At first glance, the installation draws on gold’s long and complicated story—its celestial origins, its role in trade, its entanglement with power. But Gueye resists the obvious. Gold is not the destination here; it is the doorway.

Through polymer, bronze, and brass forms, she builds a layered experience that moves from science to sensation, asking visitors to reconsider how value is constructed in the first place.

Curated by Massamba Mbaye, Wurus unfolds as a physical journey. Works appear through narrow openings or sit embedded within the architecture, forcing the viewer to shift position, to look again, to question what is seen and what is assumed.
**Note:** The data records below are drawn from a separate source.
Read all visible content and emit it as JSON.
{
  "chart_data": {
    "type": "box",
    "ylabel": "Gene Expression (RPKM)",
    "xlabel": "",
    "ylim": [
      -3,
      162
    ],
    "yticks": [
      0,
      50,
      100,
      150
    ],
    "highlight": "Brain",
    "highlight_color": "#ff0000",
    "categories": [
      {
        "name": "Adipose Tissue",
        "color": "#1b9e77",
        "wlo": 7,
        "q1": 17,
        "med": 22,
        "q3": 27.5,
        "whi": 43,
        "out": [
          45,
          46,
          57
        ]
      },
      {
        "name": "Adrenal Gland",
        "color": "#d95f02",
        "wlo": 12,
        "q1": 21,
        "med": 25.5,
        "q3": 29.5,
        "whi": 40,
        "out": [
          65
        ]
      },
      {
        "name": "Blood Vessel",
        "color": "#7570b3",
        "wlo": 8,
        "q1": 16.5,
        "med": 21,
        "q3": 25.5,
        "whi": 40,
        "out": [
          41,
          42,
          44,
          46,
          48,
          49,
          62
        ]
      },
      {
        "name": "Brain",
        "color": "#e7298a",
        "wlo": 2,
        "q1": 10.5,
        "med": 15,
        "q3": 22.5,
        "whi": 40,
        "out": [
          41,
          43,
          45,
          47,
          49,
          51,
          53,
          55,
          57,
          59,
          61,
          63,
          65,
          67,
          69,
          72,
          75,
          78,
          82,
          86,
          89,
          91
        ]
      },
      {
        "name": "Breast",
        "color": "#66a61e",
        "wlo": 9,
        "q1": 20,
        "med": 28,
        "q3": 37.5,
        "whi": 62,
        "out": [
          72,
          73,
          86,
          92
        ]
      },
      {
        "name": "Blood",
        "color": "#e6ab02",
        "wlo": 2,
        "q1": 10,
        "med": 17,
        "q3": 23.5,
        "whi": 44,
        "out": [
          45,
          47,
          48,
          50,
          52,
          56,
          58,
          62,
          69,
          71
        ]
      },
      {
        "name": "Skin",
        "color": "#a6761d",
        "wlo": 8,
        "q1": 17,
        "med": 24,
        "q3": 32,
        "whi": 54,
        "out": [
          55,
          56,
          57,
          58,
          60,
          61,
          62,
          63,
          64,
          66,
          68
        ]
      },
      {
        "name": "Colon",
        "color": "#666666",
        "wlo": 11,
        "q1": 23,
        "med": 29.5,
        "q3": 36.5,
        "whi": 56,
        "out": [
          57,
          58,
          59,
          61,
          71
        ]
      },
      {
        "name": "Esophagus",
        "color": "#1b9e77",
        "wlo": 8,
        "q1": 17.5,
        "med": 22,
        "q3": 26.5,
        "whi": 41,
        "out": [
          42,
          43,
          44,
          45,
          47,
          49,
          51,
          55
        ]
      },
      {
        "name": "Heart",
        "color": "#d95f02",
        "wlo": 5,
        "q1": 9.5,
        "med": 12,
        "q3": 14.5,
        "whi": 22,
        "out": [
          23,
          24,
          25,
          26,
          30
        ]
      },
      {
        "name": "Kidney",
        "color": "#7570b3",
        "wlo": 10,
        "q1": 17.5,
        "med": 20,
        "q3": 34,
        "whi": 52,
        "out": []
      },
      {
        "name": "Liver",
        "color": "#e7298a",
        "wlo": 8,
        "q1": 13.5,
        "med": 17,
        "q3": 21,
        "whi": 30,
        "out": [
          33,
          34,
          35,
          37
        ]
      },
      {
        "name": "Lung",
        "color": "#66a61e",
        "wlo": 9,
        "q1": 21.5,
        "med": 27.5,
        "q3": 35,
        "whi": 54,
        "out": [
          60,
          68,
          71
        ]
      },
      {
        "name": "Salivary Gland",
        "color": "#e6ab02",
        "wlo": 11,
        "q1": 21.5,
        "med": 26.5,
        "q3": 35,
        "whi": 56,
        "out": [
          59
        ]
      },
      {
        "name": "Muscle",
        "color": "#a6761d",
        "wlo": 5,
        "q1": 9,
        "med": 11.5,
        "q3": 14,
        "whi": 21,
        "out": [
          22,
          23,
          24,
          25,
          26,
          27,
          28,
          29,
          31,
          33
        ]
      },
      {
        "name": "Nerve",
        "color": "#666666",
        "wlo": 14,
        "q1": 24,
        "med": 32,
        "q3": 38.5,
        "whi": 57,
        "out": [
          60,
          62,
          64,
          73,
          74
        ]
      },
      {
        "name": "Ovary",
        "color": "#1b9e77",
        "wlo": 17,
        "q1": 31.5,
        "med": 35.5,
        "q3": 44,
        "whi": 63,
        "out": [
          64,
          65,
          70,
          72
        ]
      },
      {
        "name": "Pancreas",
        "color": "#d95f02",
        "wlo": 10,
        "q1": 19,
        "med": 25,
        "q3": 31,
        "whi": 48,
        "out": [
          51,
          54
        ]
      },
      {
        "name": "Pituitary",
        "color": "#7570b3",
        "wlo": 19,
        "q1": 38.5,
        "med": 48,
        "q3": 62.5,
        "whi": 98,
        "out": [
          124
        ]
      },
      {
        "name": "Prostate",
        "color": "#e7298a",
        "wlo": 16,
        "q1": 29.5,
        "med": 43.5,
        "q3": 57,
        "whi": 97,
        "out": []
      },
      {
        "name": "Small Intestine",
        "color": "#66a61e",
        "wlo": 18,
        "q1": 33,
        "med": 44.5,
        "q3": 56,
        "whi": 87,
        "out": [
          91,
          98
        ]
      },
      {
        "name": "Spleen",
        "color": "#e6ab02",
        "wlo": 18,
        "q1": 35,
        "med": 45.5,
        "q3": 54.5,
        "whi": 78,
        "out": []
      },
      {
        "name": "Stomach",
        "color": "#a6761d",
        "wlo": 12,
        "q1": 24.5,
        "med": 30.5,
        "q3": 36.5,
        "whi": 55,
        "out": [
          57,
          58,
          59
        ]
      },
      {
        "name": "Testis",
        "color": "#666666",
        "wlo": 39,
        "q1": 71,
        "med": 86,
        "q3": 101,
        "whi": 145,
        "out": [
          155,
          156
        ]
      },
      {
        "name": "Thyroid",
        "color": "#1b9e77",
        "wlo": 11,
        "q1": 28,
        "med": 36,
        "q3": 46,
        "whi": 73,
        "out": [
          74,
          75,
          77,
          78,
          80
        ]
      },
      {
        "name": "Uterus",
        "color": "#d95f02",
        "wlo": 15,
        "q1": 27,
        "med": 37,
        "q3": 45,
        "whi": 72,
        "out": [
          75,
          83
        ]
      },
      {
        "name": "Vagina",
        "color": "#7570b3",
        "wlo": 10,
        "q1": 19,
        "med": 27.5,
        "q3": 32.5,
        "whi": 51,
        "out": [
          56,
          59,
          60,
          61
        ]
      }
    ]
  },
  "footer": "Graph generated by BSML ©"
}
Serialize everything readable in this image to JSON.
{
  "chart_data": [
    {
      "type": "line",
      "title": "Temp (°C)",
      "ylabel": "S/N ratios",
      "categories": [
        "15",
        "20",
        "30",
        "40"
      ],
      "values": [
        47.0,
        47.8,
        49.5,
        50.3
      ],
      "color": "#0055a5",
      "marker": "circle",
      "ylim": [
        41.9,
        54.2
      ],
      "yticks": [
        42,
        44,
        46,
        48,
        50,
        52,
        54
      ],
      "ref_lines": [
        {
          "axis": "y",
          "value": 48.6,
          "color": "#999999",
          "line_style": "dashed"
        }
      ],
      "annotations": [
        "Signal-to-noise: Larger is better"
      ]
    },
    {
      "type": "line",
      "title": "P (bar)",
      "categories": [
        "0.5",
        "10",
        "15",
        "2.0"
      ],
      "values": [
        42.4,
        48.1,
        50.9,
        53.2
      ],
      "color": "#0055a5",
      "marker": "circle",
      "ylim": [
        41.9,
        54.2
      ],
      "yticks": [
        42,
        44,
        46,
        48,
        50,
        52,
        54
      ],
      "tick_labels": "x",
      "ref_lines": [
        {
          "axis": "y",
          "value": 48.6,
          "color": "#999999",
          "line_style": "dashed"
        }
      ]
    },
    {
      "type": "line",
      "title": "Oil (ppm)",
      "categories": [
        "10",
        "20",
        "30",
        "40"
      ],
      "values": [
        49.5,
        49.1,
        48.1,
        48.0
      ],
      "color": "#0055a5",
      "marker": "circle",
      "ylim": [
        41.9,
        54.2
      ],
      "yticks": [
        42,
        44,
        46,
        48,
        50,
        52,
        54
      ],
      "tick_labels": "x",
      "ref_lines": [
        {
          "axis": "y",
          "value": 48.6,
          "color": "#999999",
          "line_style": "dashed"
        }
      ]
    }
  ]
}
It’s an approach that feels strikingly relevant to West African histories, where gold has long been both a source of wealth and a site of extraction, negotiation, and loss.

For Ghanaian audiences, the resonance is immediate. From the ancient Akan gold trade to contemporary debates around mining and environmental cost, gold carries layered meanings that extend far beyond its market price.

Gueye’s work taps into this shared regional memory, but reframes it—placing emphasis not on ownership, but perception.

Her background in astrophysics quietly shapes the work, not as spectacle but as method. The idea that gold originates from cosmic events reframes it as something universal, even fleeting.

In that sense, Wurus feels less like an exhibition and more like a question: if value is not fixed, who decides what matters?